Supported model IDs and per-model effort/reasoning rules live in `agent/dashboard/options.py`. Profile flags also drive run behavior — e.g. `profile_create_prs` enables the opt-in Always Create PRs policy. Model construction goes through `agent/utils/model.py` (`make_model`, `provider_model_kwargs`, `fallback_model_id_for`).
### Auth
- **GitHub**: dual-mode. User OAuth tokens are encrypted at rest in the dashboard OAuth store and cached only in process during a run (`utils/auth.py:resolve_github_token`, `utils/github_token.py`). When no user token is available, falls back to a GitHub App installation token (`utils/github_app.py`). The installation token is also what configures the LangSmith sandbox's GitHub proxy.
- **Webhooks**: GitHub signatures verified in `utils/github_comments.py:verify_github_signature`; Slack/Linear handled in their respective utils.
- **Dashboard / UI**: GitHub OAuth login lives in `agent/dashboard/oauth.py` and `routes.py` (`/auth/login`, `/auth/callback`, `/auth/logout`, `/me`).
### Thread-id derivation
Webhooks compute deterministic thread ids so the same Linear issue / Slack thread / PR routes back to the same running agent.
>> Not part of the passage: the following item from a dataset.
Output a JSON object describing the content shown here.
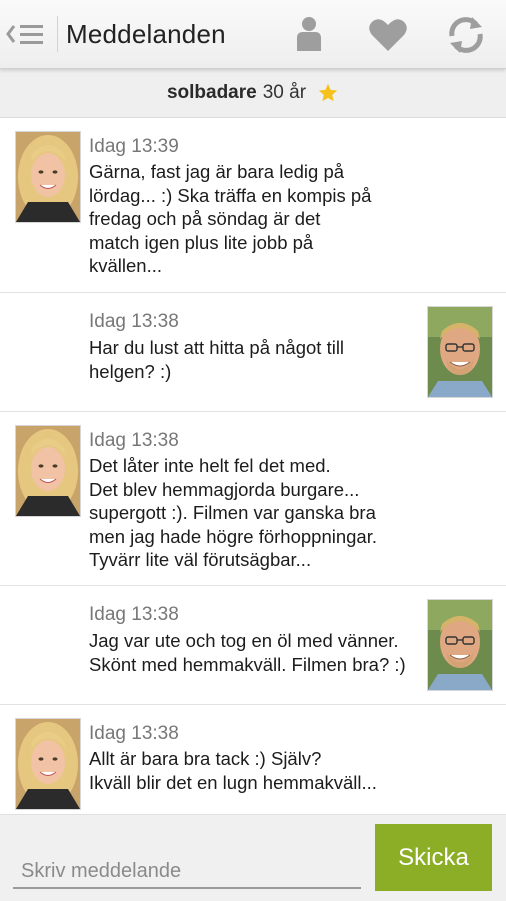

See `utils/github_comments.py:get_thread_id_from_branch` and the equivalents in `utils/linear.py` / `utils/slack.py`. Reviewer threads have their own deterministic ids and are tagged with `REVIEWER_THREAD_KIND` metadata so the FastAPI side can find them.
## Conventions
- Tests are unit-only by default (`tests/`). Integration tests would go under `tests/integration_tests/` (currently empty — `make integration_tests` no-ops if missing).
- New sandbox providers: add a module under `agent/integrations/` and wire it into `SANDBOX_FACTORIES` in `agent/utils/sandbox.py`. See `CUSTOMIZATION.md`.
- New tools: add to `agent/tools/`, export from `agent/tools/__init__.py`, add to the `tools=[...]` list in `server.py:get_agent` (or `reviewer.py` for reviewer-only tools).
- New middleware: add to `agent/middleware/`, export from `agent/middleware/__init__.py`, add to the `middleware=[...]` list in `server.py:get_agent` — order is significant (see the stack above).
- New dashboard endpoints: add to `agent/dashboard/routes.py`. The router is auto-mounted on the FastAPI app.
- New graphs: register the entrypoint in `langgraph.json` under `graphs`.
- Minimal-to-no code comments — only when the *why* isn't obvious from the code.